Larry Rybka and other life insurance distributors say some insurers are using unrealistic predictions about how indexed universal life (IUL) insurance policies will perform to trick them into using borrowed money to buy the policies.

Rybka, CEO of Valmark Financial Group, told the IUL Illustration Subgroup — an arm of the National Association of Insurance Commissioners — in a comment letter of his own that some IUL marketers are misleading consumers by combining new, untested indexes with aggressive performance illustration strategies.

Rybka and other life industry veterans, including Ben Baldwin Jr. and several actuaries, told the subgroup in another comment letter that one problem is marketer use of fixed-interest bonuses along with indexes that are supposed to be designed in such a way that the managers can control index volatility.

The use of the bonus feature makes the illustration look better without improving the likely performance of the IUL policy, Rybka and colleagues argued.

Rybka said in another letter that marketers often create illustrations that imply that the policy terms will be fixed.

The issuer of an IUL policy promises to pay the holder a minimum crediting rate on the account value. The holder may earn a higher crediting rate if designated investment indexes perform well.

An issuer may use a “participation” rate to limit the percentage of investment index gains that flow into the crediting rate, and a “cap” to set a firm numerical limit on index gains that flow into the crediting rate.

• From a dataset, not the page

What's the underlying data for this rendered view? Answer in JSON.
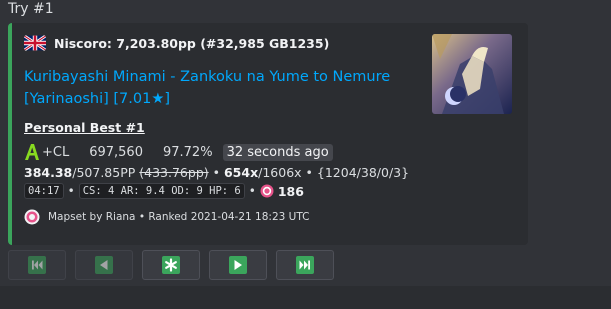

A life insurer usually can, and will, change parameters such as cap rates and participation rates when conditions change, but the illustrations rarely provide clear warnings about that, Rybka said.

What´s Changed?

Rybka and his colleagues have been calling for tougher life policy performance illustrations for years, and one result has been NAIC approval of the Actuarial Guideline 49 illustration rules.

But Rybka said the NAIC needs to do more, in part because of increased consumer use of borrowed money to pay for IUL policies.

“Consumers of various economic means are unknowingly betting significant parts of their liquid net worth on the arbitrage between bank loans and what they believe will be credited to IUL policies,” Rybka said. “This is an uninformed bet against loaded dice with little or perhaps no prospect of winning for the policyholder.”

One problem, Rybka said, is that IUL sellers who have only insurance licenses, and no securities-related training or oversight, may not fully understand the products or the sales materials

Insurers’ Reaction

Brian Bayerle, a senior actuary with the American Council of Life Insurers, wrote in a comment letter that offering a feature such as a fixed-interest bonus can be a good way for an insurer to share its own cost savings or revenue with the policyholder.

“If regulators believe the level of the illustrated values is unreasonable, we would ask regulators to provide clear objectives for a revised guideline, so industry can work with regulators to address their concerns,” Bayerle wrote.

Brian Lessing, a senior director at Equitable, and Aaron Sarfatti, Equitable’s chief risk officer, suggested that regulators could address the concerns by tying illustrated index performance to what the issuer is spending on the options used to manage index risk, and by imposing a guardrail limit on the assumed excess returns.

“We think such an approach would be sensible under a ‘no free lunch’ assumption,” the Equitable executives wrote.